Disposability is embedded in most of our collective consciousness to an extent that we are yet to recognize. We have normalized the use of disposable items. We have normalized the endless production of material and social waste: disposable cups, plastic bottles, cheap clothes and throwaway technology are incorporated in our daily lives. We cannot imagine our days without the comfort of such items.

Our materialistic, fossil fuel-addicted and resource-depleting culture has trashed the very ecosystem that sustains our existence on this planet.

In the process, communities have been displaced. Wars have been fabricated. Violence has been deployed. Inequality has become amplified. Modern slavery has been reinforced.

Syrian refugees are seen crossing into Iraq in harsh weather conditions. Top scientists, as part of U.N. climate panels, are saying that climate change will worsen existing global security problems, such as civil wars and strife between nations and lead to more refugees. (AP/Hadi Mizban, File)

Syrian refugees are seen crossing into Iraq in harsh weather conditions.
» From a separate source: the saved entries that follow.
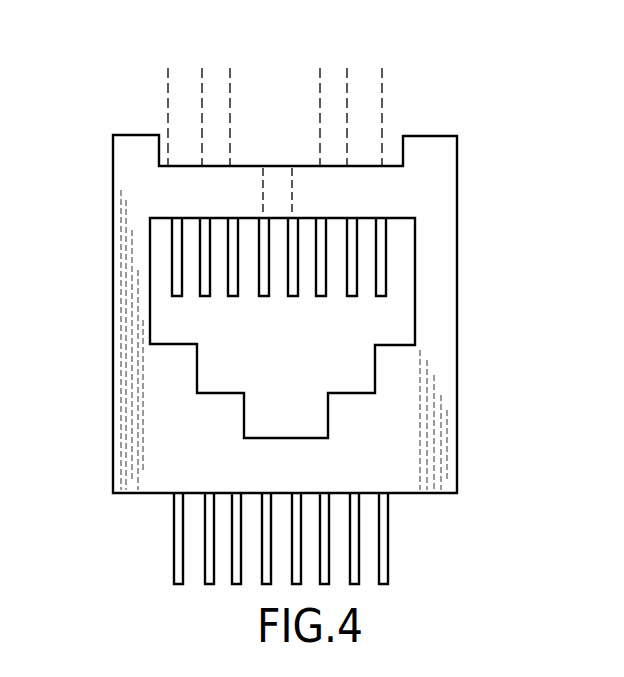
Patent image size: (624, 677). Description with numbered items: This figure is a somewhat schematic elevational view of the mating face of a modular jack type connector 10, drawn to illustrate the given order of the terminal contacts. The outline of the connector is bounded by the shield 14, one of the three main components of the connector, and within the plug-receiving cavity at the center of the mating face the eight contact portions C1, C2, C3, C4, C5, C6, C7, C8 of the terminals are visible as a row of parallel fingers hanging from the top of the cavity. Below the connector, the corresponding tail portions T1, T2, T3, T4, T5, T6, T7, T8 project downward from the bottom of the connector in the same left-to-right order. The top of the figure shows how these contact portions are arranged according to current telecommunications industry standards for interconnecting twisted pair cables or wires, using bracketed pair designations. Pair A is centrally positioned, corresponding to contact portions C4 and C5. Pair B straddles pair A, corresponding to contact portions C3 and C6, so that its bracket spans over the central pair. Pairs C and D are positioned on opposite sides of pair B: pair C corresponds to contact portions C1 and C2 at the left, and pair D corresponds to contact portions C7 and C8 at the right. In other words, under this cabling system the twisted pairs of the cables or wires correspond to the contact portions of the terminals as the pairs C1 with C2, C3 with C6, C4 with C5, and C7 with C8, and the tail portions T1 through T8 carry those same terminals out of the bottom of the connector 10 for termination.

The modular jack type connector 10 is at (473, 122).
The shield 14 is at (455, 187).
The contact portion C1 is at (176, 236).
The contact portion C2 is at (207, 259).
The contact portion C3 is at (234, 272).
The contact portion C4 is at (262, 288).
The contact portion C5 is at (300, 272).
The contact portion C6 is at (328, 242).
The contact portion C7 is at (358, 284).
The contact portion C8 is at (386, 274).
The tail portion T1 is at (174, 507).
The tail portion T2 is at (207, 533).
The tail portion T3 is at (237, 545).
The tail portion T4 is at (268, 555).
The tail portion T5 is at (297, 525).
The tail portion T6 is at (325, 540).
The tail portion T7 is at (355, 560).
The tail portion T8 is at (386, 577).
The pair A is at (292, 160).
The pair B is at (320, 66).
The pair C is at (202, 66).
The pair D is at (382, 66).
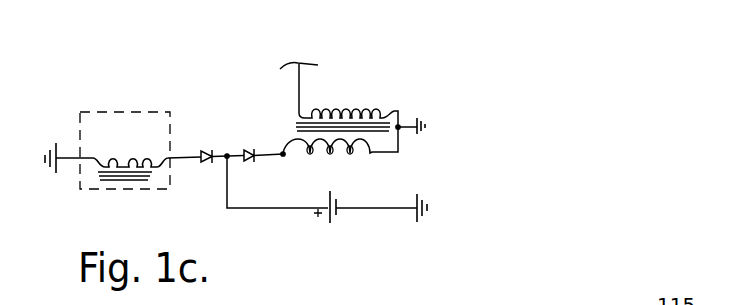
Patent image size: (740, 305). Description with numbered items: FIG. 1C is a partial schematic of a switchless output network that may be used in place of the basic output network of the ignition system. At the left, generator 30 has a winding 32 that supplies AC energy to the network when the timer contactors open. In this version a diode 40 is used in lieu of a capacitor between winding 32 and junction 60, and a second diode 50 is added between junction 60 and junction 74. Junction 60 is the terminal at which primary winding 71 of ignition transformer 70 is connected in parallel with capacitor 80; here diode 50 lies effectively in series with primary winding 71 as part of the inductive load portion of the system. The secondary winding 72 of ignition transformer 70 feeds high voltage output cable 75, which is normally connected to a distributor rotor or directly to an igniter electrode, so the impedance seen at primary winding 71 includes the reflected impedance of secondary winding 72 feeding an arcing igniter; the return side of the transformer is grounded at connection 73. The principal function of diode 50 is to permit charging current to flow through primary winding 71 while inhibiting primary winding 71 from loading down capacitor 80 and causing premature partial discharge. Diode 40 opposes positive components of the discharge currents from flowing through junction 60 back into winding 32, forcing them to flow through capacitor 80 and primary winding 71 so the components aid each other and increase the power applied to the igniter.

The generator 30 is at (140, 131).
The winding 32 is at (133, 157).
The diode 40 is at (208, 158).
The diode 50 is at (248, 158).
The junction 60 is at (227, 152).
The ignition transformer 70 is at (347, 113).
The primary winding 71 is at (328, 156).
The secondary winding 72 is at (357, 110).
The ground connection 73 is at (400, 126).
The junction 74 is at (284, 157).
The high voltage output cable 75 is at (299, 83).
The capacitor 80 is at (338, 209).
Top scientists, as part of U.N. climate panels, are saying that climate change will worsen existing global security problems, such as civil wars and strife between nations and lead to more refugees. (AP/Hadi Mizban, File)

If we are to restore justice and ensure protection for those displaced by ecological disasters, we must reassess – individually and collectively, economically and politically, psychologically and pragmatically – our throwaway approach to life.

We can no longer afford to deem the lives of communities impacted by climate change in Malawi or Bangladesh or Haiti as avoidable hindrances. The same issues will inevitably reach our doorsteps as they have begun already, in the form of intense migration influxes.

In Bauman’s words: “Humanity is in crisis – and there is no exit from that crisis other than the solidarity of humans.”

The views expressed in this article belong to the author and do not necessarily reflect the editorial policy of Refugees Deeply.